Aston Martin has appointed its first ever female chair to run the company board after it floats on the stock market, while Volvo has decided to shelve its planned IPO due to concerns over global trade tensions.

The iconic car maker unveiled its plans for a flotation late last month, and on Monday it said Penny Hughes will become non-executive chair of the board once the group lists on the London Stock Exchange.

Andy Palmer, president and chief executive of Aston Martin, said the appointment was “another significant milestone” in the history of the company.

The motor company, which is widely known as James Bond’s car maker, plans to publish its IPO prospectus on 20 September, in which it will reveal its float price, and expects to be admitted to the stock exchange in October.

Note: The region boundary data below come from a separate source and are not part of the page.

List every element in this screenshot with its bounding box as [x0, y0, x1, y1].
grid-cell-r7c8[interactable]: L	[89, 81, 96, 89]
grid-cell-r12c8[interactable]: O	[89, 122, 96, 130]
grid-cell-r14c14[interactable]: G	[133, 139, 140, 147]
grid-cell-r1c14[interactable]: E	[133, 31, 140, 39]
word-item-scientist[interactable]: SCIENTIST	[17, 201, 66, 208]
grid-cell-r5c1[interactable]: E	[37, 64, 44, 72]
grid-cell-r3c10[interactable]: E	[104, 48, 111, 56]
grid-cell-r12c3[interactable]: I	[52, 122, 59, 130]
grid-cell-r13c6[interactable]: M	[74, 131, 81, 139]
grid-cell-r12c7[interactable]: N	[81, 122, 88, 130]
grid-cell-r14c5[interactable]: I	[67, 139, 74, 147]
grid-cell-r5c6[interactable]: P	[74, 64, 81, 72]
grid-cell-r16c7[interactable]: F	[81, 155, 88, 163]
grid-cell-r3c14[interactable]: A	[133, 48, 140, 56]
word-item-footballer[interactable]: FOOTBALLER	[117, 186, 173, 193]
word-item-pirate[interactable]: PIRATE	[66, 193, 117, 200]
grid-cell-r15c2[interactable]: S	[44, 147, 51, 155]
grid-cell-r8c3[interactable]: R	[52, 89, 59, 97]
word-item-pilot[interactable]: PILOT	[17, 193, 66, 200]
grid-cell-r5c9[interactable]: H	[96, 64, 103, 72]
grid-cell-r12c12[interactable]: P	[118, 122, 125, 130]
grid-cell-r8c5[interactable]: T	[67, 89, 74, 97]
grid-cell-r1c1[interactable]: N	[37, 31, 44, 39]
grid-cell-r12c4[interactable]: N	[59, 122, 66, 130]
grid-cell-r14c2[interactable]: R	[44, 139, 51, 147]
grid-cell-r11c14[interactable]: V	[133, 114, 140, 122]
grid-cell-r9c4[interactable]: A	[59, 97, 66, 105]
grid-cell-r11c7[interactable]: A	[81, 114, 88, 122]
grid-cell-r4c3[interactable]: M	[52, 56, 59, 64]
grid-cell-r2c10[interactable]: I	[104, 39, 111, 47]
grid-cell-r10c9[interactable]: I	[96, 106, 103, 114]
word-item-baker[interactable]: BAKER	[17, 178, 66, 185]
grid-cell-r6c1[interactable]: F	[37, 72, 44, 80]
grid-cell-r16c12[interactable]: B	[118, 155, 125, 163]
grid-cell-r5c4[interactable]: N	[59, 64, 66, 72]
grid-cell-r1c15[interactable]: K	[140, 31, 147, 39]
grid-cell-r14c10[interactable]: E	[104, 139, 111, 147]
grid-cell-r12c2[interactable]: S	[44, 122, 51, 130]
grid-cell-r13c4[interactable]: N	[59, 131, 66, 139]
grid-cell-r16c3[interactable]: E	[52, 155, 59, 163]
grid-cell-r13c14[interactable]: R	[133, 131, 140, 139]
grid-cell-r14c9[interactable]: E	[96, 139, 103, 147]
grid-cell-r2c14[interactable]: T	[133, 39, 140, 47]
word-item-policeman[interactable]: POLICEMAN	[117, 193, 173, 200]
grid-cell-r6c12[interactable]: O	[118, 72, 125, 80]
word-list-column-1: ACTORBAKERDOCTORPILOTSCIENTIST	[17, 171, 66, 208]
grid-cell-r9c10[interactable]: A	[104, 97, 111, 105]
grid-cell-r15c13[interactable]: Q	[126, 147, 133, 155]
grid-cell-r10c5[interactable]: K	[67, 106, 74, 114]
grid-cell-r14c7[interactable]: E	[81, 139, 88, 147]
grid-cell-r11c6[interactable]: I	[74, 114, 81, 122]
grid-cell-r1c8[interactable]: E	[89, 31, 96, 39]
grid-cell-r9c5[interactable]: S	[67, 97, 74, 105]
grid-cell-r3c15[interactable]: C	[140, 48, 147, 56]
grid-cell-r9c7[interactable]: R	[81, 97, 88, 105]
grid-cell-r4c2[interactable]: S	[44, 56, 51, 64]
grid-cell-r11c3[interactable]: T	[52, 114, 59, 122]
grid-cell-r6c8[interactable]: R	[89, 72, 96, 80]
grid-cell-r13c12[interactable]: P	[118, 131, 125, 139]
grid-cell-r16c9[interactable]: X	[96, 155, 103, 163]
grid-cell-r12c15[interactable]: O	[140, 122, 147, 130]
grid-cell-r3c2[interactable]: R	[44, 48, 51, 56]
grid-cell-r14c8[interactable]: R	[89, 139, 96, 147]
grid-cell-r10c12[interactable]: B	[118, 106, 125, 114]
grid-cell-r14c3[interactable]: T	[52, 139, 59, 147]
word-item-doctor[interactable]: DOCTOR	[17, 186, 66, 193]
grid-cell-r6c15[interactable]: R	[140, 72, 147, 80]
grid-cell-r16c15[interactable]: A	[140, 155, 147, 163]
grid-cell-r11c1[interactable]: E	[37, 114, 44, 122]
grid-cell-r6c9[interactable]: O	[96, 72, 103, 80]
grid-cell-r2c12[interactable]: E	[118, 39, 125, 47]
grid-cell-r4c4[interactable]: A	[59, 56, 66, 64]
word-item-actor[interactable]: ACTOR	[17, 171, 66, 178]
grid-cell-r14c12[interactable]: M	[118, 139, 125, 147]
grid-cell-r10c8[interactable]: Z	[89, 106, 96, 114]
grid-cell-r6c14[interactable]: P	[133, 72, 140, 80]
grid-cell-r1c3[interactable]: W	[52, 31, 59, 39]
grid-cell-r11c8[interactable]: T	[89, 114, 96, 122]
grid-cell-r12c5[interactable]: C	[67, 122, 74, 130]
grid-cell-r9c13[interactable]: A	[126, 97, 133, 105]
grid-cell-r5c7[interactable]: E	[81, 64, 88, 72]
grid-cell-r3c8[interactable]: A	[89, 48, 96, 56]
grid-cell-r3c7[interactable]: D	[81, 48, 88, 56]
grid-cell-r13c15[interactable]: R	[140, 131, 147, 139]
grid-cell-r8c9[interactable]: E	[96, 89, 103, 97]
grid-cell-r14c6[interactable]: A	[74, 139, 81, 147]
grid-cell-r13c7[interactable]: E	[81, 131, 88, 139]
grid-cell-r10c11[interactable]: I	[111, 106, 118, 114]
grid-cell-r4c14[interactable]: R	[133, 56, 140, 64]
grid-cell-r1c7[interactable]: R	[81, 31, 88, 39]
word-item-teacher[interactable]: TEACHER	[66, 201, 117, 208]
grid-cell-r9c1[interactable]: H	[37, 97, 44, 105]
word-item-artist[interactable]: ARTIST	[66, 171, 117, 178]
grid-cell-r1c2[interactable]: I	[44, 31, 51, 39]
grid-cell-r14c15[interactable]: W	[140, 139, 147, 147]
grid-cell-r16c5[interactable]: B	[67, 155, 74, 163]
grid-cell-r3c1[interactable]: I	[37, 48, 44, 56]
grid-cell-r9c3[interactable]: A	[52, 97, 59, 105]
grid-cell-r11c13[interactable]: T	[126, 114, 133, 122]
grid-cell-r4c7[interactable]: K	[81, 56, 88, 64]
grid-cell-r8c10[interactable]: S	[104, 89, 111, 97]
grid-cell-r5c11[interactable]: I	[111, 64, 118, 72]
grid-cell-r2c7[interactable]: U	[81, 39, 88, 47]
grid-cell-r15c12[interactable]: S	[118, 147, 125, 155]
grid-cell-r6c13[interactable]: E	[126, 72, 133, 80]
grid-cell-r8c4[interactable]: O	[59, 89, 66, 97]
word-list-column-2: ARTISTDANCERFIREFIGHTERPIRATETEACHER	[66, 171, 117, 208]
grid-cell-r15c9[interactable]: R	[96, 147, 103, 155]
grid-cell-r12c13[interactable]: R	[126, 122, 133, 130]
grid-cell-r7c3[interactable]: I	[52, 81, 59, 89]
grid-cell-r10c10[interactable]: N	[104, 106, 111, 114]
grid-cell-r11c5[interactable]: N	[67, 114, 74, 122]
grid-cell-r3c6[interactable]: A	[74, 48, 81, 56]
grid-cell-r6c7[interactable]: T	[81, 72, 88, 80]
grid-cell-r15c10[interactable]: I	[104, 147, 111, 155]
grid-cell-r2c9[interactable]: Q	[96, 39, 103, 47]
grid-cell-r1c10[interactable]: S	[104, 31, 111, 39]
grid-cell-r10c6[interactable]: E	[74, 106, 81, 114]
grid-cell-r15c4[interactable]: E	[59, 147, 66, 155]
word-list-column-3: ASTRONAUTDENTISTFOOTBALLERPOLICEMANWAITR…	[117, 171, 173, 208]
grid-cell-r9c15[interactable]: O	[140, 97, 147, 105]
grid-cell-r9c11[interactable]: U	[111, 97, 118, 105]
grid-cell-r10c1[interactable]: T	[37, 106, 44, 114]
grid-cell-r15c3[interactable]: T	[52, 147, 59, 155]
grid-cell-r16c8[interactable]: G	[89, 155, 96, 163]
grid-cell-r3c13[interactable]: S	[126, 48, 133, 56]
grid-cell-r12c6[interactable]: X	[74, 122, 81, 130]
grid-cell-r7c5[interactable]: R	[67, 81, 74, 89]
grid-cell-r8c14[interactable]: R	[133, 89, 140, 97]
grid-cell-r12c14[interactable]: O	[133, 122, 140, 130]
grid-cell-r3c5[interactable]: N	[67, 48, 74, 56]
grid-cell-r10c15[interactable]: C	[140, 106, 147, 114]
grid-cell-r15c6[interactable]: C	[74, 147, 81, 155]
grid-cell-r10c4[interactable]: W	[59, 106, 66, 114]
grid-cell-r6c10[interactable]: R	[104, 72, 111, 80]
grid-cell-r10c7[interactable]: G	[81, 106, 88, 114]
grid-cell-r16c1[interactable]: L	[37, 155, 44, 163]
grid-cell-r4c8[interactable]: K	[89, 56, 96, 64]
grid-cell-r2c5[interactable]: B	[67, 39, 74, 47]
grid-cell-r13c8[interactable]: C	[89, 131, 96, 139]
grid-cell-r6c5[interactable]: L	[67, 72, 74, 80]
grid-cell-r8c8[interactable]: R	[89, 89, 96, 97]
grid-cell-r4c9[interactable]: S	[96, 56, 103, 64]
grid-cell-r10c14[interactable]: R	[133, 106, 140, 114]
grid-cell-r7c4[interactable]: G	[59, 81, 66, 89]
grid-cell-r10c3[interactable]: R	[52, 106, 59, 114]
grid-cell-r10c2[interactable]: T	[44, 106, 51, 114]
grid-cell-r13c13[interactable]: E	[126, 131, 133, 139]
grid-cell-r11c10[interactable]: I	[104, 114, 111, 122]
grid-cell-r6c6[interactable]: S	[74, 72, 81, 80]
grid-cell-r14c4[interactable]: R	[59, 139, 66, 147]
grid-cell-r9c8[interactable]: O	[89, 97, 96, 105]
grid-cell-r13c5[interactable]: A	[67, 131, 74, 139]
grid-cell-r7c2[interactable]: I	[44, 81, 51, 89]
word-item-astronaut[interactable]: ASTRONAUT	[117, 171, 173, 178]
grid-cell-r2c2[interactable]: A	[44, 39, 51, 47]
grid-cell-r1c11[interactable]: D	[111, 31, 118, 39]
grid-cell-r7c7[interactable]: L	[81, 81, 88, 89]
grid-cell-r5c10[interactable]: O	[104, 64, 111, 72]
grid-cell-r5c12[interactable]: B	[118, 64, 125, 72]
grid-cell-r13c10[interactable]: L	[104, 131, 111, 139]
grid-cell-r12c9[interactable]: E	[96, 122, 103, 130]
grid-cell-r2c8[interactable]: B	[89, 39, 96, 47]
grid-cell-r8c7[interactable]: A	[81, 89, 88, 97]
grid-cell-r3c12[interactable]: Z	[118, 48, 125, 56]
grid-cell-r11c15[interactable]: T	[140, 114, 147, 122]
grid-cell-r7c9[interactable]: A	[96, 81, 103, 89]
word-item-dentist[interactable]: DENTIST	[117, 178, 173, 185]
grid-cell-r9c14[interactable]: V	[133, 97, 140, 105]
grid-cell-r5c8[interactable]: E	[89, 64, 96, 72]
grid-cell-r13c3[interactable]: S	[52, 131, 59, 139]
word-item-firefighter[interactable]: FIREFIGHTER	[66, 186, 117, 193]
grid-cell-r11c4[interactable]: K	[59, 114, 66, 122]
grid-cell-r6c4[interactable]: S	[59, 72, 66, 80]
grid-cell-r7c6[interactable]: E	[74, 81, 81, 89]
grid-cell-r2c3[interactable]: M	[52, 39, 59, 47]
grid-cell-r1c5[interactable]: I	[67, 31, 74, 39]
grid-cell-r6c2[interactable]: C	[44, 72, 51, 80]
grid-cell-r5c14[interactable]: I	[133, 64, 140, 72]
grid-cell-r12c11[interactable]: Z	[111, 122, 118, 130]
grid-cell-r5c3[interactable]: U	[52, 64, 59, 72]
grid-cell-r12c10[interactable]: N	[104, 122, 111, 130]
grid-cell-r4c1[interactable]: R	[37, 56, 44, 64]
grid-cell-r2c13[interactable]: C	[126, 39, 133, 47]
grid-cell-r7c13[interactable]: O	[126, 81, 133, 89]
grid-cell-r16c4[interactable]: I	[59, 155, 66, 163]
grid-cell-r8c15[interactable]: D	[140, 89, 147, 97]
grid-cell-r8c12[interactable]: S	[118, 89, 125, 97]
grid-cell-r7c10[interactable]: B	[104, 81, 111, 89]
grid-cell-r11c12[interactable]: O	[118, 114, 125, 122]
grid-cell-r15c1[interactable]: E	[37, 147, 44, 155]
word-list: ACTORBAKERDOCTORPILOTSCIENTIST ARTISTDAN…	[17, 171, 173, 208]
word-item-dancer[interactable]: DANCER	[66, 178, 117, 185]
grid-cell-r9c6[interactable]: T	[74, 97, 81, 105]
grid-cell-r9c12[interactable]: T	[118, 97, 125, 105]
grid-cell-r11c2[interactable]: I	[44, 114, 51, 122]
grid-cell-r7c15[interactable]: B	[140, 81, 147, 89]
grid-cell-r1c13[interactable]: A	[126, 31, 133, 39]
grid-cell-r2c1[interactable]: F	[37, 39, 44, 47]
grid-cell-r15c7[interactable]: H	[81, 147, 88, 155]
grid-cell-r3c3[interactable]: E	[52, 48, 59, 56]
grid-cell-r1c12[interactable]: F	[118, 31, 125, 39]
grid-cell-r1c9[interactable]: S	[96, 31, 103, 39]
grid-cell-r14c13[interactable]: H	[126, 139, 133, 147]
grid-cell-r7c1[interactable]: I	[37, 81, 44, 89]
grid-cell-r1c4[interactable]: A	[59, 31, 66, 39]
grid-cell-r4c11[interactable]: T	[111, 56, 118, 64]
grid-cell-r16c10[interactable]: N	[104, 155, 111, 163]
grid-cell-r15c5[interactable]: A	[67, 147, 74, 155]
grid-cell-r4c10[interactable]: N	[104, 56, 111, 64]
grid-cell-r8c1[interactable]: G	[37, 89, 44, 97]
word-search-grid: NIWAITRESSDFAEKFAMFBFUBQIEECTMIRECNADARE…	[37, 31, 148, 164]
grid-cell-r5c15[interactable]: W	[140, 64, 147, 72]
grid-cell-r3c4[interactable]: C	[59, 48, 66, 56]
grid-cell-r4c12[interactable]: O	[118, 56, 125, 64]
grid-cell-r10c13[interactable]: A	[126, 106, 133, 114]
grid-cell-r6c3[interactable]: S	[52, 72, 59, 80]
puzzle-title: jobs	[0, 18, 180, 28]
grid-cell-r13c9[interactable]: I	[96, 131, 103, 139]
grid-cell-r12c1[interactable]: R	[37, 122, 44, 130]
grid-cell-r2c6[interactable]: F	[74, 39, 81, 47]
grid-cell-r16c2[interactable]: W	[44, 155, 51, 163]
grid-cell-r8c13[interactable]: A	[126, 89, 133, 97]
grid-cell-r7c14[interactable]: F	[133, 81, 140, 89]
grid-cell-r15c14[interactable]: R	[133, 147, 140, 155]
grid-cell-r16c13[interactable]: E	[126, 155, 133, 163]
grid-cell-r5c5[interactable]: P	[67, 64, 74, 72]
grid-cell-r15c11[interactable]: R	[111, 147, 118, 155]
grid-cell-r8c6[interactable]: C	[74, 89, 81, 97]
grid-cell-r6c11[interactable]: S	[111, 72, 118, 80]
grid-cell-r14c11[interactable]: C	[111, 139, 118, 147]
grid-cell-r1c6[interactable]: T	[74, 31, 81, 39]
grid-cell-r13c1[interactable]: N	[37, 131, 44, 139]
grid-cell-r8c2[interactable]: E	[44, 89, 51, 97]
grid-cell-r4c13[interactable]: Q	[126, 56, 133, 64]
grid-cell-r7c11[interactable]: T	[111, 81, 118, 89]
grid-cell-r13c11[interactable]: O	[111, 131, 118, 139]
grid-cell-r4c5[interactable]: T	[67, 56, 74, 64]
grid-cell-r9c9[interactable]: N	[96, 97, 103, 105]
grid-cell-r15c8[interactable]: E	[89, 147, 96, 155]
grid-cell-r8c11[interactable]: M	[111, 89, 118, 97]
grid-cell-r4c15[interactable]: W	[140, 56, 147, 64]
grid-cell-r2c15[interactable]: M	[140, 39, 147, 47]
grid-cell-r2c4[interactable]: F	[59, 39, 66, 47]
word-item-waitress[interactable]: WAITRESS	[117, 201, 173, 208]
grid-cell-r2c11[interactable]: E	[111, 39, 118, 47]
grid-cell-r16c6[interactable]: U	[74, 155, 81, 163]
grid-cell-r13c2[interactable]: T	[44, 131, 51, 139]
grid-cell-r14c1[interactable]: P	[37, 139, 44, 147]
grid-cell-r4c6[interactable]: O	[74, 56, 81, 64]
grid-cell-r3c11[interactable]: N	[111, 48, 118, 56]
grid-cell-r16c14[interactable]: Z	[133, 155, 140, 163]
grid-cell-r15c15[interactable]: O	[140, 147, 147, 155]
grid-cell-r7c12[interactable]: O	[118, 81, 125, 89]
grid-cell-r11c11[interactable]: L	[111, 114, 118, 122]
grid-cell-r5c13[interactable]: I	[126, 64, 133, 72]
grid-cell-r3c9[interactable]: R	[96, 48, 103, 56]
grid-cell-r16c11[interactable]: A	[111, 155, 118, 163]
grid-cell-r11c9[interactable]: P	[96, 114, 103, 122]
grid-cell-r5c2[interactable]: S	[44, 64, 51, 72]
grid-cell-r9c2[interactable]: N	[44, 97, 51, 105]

The group is reported to be seeking a valuation of £5bn, which would see it entering the market at the top of the FTSE 250.

Aston Martin sells roughly 25 per cent of its cars to the EU and operates its only plant in Britain, with a second one due to begin operations in 2019.

But Palmer said he did not think even a bad Brexit deal involving tariffs would have a big impact on the firm.

“We can demonstrate that Brexit is not a major effect for us,” he said.

“If there is a tariff into Europe, it’s countered by a tariff into the UK for our competitors so you might lose a little bit of market share in the EU but you pick it up in the UK.”

News of Aston Martin’s progress towards going public comes as Volvo Cars and its owner Geely said they had postponed a planned flotation because of trade tensions and a downturn in the motor market.

Volvo and its Chinese parent had been discussing an initial public offering to value the carmaker at between as much as $30bn (£23bn). Volvo said on Monday that a listing was still possible in the future, but chief executive Hakan Samuelsson told Reuters: “We’ve come to the conclusion that the timing is not optimal for an IPO right now.”

Geely, which bought Volvo from Ford for $1.5bn in 2010, wants the company to make deeper inroads into the Chinese market before listing, according to a report by Reuters.